The setting is Baltimore, and for those who have been there, the landmarks and geographic descriptions bring familiarity to the story. For those who have never visited, this book will paint the picture of a quaint, charming side of the city that will make them want to come and explore.
Thornton also draws on the Catholic heritage of the city and her own Catholic faith to incorporate a Christian sensibility that neither punishes nor patronizes the reader. It is a story of redemption, in which the religious aspects are integral and welcome.

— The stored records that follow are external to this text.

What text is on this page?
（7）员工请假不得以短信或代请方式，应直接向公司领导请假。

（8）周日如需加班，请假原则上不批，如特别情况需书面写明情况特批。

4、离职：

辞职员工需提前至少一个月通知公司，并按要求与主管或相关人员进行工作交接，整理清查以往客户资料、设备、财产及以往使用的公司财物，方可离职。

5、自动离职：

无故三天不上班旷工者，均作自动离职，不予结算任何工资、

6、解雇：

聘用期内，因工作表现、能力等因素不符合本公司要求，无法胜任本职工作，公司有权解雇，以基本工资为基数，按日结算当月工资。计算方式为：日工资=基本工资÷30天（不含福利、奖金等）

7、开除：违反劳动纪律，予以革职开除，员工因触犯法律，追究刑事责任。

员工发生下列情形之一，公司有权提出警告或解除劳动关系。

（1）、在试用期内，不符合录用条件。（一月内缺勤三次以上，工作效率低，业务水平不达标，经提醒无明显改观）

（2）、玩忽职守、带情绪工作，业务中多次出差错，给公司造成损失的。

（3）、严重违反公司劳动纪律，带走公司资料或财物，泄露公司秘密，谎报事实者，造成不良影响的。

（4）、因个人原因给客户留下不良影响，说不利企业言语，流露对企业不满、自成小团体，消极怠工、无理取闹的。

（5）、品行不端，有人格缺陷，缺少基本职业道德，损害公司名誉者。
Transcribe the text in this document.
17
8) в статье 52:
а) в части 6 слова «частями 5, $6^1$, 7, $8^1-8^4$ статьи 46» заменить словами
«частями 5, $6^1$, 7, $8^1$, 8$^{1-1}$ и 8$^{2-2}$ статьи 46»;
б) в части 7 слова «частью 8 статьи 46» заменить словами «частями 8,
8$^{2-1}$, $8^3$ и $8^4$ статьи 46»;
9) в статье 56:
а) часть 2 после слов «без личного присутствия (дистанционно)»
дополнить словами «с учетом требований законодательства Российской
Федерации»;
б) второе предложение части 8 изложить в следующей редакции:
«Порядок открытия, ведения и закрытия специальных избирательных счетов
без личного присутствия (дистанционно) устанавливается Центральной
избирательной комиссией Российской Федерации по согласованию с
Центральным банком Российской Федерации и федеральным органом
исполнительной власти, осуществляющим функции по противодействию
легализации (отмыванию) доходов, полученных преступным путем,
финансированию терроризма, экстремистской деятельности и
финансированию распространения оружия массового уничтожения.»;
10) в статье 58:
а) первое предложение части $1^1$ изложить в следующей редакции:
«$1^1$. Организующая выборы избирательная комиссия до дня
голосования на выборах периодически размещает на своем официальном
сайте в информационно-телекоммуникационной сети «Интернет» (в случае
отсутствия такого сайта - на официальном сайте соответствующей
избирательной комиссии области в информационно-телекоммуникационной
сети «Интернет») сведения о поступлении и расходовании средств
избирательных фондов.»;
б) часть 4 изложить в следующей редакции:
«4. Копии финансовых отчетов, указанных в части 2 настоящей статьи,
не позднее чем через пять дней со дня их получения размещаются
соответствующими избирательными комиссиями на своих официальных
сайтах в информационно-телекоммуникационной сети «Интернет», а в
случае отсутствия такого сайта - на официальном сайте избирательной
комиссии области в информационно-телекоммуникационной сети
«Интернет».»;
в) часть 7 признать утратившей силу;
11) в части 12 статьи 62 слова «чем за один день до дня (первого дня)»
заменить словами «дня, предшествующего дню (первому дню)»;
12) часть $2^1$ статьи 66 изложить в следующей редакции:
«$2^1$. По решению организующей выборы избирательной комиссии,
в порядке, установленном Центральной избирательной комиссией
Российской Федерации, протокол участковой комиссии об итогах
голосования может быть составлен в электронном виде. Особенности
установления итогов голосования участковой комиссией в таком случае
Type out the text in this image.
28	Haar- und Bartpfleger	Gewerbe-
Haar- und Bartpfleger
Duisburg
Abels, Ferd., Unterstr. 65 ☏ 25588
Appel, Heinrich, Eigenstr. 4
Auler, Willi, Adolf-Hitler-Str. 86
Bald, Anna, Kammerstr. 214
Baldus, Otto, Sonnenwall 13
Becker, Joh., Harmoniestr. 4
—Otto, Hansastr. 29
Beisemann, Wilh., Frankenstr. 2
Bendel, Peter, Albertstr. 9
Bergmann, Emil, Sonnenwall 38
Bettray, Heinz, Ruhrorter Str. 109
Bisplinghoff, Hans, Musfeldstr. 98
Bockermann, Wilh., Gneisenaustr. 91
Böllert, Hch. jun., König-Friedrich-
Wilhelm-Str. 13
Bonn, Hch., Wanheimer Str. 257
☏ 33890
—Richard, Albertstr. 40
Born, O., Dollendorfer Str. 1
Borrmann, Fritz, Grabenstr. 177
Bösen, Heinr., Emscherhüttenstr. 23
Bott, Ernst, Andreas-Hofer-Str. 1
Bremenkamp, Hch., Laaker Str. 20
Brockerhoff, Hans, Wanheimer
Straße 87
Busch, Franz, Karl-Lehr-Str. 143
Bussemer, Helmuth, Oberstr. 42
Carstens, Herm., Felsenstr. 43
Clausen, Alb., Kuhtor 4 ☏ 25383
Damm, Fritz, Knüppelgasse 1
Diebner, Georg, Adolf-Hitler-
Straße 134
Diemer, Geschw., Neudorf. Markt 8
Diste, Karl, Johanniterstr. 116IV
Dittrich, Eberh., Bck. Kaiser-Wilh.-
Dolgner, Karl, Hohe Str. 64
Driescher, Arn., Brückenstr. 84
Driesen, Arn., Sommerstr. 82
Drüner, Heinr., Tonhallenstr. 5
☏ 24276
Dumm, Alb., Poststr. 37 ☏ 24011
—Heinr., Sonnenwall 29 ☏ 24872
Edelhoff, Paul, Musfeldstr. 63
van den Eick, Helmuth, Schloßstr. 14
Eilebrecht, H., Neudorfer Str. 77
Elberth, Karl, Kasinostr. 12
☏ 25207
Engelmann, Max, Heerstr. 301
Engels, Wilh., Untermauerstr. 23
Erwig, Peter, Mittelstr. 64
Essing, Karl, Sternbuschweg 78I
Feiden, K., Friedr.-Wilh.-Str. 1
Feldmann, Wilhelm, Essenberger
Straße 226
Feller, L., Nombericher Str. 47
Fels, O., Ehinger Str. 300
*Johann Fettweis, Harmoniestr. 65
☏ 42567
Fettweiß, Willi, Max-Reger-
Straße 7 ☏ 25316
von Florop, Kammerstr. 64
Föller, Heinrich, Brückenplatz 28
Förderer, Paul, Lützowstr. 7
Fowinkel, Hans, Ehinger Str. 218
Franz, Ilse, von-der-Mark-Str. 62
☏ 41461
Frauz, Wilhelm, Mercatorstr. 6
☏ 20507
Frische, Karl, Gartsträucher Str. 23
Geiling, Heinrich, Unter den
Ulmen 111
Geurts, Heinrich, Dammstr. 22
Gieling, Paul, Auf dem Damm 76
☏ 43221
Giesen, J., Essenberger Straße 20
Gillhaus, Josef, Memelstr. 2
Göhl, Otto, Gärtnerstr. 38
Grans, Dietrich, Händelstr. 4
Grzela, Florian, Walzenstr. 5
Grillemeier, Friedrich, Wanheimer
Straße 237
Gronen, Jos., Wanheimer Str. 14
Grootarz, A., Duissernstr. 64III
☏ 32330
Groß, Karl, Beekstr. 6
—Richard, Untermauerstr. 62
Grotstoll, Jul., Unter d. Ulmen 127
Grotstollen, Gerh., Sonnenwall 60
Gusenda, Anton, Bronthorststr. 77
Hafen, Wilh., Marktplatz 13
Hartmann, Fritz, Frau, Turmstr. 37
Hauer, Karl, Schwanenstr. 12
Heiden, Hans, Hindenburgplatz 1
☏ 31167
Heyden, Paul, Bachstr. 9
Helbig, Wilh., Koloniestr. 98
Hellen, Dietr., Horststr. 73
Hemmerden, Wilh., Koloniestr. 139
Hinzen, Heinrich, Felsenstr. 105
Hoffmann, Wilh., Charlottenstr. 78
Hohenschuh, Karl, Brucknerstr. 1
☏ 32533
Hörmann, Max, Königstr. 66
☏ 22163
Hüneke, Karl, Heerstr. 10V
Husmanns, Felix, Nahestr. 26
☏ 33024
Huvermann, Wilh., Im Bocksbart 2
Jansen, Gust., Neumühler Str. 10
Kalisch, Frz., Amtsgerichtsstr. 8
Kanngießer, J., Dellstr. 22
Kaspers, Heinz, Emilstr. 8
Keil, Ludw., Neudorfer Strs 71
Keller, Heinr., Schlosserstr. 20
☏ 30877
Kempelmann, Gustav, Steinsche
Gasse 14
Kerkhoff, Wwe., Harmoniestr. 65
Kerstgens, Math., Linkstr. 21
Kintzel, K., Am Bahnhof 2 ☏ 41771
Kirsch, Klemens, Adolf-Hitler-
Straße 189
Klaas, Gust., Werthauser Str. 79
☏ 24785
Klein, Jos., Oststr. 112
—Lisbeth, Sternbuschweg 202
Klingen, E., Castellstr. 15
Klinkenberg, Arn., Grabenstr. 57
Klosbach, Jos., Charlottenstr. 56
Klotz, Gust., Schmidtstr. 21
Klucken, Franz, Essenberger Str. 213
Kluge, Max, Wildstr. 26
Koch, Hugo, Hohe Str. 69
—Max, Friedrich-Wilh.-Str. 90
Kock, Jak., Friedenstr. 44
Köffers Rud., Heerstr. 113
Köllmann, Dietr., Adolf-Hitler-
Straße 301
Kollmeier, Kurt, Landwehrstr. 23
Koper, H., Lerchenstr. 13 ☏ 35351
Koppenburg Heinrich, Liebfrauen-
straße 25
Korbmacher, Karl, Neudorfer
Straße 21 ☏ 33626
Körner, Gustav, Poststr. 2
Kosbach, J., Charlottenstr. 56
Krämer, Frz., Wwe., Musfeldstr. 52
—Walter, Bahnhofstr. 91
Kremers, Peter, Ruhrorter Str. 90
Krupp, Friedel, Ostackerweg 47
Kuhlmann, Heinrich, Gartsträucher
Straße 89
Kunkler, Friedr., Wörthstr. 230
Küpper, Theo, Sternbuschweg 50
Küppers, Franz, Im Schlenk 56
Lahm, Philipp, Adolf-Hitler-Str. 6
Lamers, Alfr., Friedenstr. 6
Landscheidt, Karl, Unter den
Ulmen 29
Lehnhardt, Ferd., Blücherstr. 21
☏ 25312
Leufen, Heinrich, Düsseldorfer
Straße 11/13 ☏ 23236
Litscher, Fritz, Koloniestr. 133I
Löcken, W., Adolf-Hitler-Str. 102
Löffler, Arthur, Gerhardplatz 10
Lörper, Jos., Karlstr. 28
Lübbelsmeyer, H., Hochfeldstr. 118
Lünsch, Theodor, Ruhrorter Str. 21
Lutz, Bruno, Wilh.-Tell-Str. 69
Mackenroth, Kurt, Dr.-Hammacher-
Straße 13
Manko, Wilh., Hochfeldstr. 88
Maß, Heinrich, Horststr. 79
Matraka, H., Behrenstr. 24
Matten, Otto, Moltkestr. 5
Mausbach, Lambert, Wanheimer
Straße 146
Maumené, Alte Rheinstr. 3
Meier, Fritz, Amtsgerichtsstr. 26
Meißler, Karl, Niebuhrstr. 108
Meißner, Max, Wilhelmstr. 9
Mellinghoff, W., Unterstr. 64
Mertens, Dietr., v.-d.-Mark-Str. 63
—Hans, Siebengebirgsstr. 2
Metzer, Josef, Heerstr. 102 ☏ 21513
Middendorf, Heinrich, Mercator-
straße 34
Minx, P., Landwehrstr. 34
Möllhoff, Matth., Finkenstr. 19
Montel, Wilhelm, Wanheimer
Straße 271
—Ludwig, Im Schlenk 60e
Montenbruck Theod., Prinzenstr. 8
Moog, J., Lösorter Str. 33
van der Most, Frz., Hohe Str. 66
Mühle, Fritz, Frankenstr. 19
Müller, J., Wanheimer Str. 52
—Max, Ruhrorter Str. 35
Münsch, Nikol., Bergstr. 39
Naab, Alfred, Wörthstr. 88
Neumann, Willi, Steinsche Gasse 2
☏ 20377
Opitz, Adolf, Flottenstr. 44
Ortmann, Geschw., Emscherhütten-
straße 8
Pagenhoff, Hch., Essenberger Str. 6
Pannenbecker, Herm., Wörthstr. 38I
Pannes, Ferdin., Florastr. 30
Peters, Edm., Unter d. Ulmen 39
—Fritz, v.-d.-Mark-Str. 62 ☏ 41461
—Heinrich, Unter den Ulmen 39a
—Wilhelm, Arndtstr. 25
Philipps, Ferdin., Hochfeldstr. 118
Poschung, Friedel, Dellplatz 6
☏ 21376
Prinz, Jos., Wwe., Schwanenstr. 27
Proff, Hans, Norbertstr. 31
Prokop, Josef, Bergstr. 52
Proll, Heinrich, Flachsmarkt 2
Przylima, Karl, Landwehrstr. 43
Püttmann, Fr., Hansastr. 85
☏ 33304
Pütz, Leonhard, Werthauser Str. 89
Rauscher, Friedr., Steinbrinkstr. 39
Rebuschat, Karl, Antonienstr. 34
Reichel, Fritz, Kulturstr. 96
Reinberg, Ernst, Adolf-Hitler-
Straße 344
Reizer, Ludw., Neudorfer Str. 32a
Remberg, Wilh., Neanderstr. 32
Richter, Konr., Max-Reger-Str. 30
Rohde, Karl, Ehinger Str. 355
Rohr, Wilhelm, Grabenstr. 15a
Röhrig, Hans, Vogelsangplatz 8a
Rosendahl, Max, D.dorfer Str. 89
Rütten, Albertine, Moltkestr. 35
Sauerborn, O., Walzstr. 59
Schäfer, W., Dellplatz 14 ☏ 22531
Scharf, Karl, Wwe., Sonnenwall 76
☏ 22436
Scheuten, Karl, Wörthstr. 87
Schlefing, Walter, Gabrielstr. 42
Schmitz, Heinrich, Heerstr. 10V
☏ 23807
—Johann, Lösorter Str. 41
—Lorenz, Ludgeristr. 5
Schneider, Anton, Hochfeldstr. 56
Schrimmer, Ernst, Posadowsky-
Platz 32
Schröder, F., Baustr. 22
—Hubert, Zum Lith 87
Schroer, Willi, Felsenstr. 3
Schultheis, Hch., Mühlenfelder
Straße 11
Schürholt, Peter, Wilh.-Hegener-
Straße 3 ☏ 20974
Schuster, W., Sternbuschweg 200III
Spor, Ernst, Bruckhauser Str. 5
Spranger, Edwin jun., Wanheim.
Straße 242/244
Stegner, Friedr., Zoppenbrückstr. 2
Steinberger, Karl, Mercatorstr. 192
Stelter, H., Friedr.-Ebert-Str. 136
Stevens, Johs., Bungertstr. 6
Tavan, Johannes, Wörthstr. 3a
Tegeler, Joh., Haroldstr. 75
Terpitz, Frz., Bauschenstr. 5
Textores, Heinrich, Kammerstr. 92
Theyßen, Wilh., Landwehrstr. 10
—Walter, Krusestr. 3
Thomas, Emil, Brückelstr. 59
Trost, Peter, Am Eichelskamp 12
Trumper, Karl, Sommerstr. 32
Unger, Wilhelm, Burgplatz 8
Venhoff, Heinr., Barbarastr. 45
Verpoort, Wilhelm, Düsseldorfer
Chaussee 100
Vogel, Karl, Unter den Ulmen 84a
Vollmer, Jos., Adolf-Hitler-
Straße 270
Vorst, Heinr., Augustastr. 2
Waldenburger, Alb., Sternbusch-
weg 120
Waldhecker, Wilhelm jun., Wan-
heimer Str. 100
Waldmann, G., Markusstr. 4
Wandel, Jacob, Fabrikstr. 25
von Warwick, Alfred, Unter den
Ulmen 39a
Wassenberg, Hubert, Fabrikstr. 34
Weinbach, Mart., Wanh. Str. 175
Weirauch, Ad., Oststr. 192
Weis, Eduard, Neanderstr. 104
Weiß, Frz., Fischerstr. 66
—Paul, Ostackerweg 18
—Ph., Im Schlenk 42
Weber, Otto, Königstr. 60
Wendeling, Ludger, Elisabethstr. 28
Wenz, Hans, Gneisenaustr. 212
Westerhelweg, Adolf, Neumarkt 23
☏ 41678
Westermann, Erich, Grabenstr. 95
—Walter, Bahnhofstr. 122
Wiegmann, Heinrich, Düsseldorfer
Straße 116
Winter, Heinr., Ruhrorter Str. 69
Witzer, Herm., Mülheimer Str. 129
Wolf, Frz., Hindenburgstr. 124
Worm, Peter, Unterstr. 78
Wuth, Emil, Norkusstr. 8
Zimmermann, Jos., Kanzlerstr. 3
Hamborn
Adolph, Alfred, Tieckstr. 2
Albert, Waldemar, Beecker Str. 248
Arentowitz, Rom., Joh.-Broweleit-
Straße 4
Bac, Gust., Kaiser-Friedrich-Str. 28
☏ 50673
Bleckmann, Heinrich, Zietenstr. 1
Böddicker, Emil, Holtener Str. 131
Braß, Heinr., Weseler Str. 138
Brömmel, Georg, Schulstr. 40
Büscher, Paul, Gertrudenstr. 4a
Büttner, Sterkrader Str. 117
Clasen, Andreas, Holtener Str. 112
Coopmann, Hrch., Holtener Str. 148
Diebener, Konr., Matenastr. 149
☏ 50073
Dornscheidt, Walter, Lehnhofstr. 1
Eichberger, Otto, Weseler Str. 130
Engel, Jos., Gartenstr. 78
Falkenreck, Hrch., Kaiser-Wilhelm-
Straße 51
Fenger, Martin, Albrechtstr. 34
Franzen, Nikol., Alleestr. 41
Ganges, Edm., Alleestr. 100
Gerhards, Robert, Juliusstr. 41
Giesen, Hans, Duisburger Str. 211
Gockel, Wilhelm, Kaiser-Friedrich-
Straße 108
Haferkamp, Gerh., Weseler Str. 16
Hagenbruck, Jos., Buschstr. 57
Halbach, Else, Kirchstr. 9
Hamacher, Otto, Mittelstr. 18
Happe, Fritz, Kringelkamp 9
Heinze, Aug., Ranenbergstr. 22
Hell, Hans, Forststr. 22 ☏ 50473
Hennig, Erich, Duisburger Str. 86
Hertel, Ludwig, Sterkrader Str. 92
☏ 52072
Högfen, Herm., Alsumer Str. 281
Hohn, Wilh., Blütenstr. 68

The story is fast paced and highly readable, and draws the reader in with well rounded characters who may seem a little clichéd, but whose personalities will connect with almost all readers in some way. The action takes place over the short space of a few weeks, so Thornton keeps the narrative moving by avoiding oppressively long exposition in favor of realistic dialogue that not only advances the story, but also develops the characters in the same way that people become friends - one conversation at a time.
Thornton's first effort is a friendly, thoughtful, and entertaining read that is easy to dive into and hard to put down (I stayed up into the wee hours reading, which I rarely do). This is one of those books that make you sad to be finished and looking forward to another well told story from this author.